In terms of God’s will, sermons on the Lord’s Prayer generally use Matthew 6:10 to talk about righteous living and perhaps even social justice. Those things are in God’s will, but doesn’t His will include even more? Doesn’t God ask His people to make Christlike disciples in the nations? Telling the story of Jesus at the “ends of the earth” is, after all, an unambiguous scriptural command. Matthew 6:10 also feeds naturally into Matthew 9:38, which is powerfully rendered by The Messageas, “What a huge harvest! . . . On your knees and pray for harvest hands!”
As long as there are people on earth who know nothing of the true God, God’s will is not being fully done. As long as people serve other gods -- whether those be “worthless idols” (Jonah 2:8) or gods of wealth, power or pleasure -- God’s kingdom will not be fully come.
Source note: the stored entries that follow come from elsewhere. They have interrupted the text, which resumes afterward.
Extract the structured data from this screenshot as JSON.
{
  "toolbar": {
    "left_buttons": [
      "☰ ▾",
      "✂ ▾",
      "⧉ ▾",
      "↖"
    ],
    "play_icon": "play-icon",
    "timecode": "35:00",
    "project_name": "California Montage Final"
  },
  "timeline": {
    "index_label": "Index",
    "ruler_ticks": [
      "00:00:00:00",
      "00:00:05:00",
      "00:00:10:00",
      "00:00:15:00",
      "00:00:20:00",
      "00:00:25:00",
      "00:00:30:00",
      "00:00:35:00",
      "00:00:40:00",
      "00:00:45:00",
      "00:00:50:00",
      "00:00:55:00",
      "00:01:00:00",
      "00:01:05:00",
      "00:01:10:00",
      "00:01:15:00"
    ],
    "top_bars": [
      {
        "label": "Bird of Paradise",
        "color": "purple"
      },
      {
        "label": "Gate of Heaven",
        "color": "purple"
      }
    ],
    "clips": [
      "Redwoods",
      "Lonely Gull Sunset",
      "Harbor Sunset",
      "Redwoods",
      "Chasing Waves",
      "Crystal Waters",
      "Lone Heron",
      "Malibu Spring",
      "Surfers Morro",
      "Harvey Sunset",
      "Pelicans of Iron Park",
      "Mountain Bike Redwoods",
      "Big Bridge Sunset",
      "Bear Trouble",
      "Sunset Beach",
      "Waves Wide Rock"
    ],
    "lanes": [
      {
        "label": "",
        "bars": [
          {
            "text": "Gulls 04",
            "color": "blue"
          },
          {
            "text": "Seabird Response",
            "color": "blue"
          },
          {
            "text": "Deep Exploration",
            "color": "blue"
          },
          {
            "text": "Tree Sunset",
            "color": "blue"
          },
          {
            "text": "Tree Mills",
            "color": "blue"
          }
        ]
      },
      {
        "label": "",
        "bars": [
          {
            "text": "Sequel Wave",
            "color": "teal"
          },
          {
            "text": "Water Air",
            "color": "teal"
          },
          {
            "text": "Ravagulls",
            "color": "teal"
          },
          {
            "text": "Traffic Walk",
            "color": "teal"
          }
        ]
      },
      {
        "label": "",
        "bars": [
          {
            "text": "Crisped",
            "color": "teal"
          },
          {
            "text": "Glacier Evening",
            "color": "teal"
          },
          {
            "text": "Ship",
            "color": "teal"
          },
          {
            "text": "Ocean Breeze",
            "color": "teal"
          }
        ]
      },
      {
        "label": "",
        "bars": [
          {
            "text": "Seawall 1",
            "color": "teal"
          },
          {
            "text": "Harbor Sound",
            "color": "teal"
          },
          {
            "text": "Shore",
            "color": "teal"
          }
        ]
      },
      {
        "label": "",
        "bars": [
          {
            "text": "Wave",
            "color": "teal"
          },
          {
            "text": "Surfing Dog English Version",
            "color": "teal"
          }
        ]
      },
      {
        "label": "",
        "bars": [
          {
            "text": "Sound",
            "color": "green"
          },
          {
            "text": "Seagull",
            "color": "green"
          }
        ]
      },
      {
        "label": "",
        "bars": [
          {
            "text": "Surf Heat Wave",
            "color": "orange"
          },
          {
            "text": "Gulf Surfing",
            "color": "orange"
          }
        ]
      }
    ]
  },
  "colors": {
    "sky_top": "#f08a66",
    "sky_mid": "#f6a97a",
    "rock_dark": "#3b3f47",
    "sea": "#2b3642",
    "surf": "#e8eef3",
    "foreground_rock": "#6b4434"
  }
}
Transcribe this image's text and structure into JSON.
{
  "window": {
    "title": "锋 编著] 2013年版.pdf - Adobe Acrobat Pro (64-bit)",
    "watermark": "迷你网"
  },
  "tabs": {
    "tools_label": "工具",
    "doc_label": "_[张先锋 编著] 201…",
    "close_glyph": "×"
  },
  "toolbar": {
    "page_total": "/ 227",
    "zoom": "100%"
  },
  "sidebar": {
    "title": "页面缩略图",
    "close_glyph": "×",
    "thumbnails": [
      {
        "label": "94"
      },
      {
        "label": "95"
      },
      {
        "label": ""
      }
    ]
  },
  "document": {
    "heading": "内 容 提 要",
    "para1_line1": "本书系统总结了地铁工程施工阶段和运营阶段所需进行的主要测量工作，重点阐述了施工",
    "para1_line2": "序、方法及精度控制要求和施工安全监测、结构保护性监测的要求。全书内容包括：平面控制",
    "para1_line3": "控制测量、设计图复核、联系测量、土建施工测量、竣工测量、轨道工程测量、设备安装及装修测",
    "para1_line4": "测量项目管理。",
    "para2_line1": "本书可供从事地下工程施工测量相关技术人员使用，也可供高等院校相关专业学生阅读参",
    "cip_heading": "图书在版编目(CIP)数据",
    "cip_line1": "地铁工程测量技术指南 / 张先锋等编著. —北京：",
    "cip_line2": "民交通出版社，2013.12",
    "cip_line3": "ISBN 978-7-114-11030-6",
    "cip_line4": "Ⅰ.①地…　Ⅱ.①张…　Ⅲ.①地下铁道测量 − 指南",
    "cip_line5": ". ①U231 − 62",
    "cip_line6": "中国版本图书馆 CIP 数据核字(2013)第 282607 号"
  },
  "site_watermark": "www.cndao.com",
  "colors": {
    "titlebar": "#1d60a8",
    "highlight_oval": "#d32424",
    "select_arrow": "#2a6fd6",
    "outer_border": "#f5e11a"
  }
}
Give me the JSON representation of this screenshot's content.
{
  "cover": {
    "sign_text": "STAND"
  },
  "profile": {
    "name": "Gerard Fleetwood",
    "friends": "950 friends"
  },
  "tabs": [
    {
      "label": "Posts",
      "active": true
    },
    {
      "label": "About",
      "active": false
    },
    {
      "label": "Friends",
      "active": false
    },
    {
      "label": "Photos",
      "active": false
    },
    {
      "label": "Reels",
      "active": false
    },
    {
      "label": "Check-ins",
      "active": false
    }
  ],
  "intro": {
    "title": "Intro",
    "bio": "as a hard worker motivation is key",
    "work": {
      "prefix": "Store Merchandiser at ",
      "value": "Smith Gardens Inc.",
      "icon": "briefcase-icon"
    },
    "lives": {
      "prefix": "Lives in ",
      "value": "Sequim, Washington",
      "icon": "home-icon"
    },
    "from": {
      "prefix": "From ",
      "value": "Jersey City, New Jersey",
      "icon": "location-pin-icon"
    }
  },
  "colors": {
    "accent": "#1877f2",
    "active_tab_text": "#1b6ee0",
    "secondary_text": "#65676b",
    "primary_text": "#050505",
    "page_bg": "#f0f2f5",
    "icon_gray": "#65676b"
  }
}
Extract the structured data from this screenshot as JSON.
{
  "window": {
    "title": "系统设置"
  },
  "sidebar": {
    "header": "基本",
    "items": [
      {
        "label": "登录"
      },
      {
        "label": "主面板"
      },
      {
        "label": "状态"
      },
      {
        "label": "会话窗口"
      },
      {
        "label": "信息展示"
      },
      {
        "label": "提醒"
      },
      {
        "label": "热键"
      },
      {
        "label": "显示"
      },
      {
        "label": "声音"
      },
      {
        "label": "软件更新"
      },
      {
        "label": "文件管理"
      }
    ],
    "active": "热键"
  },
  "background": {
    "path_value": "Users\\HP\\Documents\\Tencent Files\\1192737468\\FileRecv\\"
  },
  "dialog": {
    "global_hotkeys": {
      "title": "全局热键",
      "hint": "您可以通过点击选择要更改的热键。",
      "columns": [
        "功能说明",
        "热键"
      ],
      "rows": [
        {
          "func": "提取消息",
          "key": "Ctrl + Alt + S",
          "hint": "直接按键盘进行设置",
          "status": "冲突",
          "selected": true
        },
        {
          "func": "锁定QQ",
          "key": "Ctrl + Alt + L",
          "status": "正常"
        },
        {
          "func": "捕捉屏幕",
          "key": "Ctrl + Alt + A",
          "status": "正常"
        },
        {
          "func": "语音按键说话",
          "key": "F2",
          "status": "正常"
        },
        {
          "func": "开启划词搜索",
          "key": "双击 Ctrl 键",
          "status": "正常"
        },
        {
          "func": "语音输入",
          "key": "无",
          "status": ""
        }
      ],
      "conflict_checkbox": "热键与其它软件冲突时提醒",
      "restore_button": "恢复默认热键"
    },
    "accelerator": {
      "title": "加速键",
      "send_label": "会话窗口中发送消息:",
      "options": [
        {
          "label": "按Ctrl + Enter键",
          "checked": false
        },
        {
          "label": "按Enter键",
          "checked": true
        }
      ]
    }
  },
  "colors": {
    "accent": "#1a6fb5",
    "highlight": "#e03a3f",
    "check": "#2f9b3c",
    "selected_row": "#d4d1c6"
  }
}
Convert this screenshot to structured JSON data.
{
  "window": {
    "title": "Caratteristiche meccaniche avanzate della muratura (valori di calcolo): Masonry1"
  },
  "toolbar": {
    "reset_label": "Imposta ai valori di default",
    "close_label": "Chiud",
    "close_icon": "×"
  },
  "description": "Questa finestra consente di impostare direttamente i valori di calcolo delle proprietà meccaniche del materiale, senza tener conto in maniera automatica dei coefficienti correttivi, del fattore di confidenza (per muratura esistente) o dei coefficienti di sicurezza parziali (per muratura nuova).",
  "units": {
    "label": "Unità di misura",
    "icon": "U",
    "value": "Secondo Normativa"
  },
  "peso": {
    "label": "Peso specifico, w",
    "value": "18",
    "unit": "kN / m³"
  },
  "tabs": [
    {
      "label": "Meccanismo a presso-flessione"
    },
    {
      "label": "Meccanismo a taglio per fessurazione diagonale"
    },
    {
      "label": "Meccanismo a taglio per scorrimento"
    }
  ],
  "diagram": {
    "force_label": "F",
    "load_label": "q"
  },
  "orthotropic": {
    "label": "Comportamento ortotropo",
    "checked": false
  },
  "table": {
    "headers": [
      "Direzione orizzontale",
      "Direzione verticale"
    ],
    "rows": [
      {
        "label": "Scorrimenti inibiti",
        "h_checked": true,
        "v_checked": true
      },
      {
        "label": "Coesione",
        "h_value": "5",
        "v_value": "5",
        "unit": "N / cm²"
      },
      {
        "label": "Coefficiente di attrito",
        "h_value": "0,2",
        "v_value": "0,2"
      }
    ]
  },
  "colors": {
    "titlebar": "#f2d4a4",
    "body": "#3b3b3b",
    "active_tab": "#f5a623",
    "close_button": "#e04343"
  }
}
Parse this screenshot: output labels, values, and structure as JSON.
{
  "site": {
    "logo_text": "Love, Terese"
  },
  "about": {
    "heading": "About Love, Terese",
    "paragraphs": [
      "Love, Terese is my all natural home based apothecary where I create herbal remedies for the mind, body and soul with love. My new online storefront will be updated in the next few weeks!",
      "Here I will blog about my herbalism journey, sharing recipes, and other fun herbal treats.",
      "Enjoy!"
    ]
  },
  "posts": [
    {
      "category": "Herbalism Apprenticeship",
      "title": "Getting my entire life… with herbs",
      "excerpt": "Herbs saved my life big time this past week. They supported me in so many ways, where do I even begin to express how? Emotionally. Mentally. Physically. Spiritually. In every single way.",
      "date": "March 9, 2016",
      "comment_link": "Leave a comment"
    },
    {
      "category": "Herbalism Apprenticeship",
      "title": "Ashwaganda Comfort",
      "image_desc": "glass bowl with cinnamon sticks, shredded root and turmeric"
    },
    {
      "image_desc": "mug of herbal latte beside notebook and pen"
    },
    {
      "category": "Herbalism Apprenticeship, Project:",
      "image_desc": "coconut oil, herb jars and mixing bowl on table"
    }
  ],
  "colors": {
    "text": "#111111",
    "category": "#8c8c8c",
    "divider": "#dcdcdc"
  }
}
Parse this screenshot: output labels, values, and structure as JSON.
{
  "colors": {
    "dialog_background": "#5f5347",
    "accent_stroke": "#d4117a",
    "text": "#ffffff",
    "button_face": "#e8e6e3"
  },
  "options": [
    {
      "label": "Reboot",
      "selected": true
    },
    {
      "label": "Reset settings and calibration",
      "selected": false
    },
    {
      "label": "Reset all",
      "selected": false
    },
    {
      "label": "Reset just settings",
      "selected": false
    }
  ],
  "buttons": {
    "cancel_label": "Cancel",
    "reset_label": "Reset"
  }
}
Thus, praying Matthew 6:10 without world evangelism in mind misses a key thought of that verse.
The Great Commission of Matthew 28:19-20 -- “Go, make disciples of all nations” -- does not appear out of the blue. In teaching His followers to pray, Jesus used some phrases that could sensitize them to the Father’s wish that the whole world be evangelized. Thus, it can be said that Jesus used even the words of the model prayer He taught His followers to prepare the ground for the Great Commission.
We are often reminded that prayer should consist of more than handing our wish lists to God. Prayer is essentially about letting Him shape us. As we repeat the words of Matthew 6:10 -- “Your kingdom come; your will be done on earth” -- we must allow the Holy Spirit to truly turn them into the desire of our hearts. Every time we pray the Lord’s Prayer, we must allow its majestic words to increase our passion for world evangelism.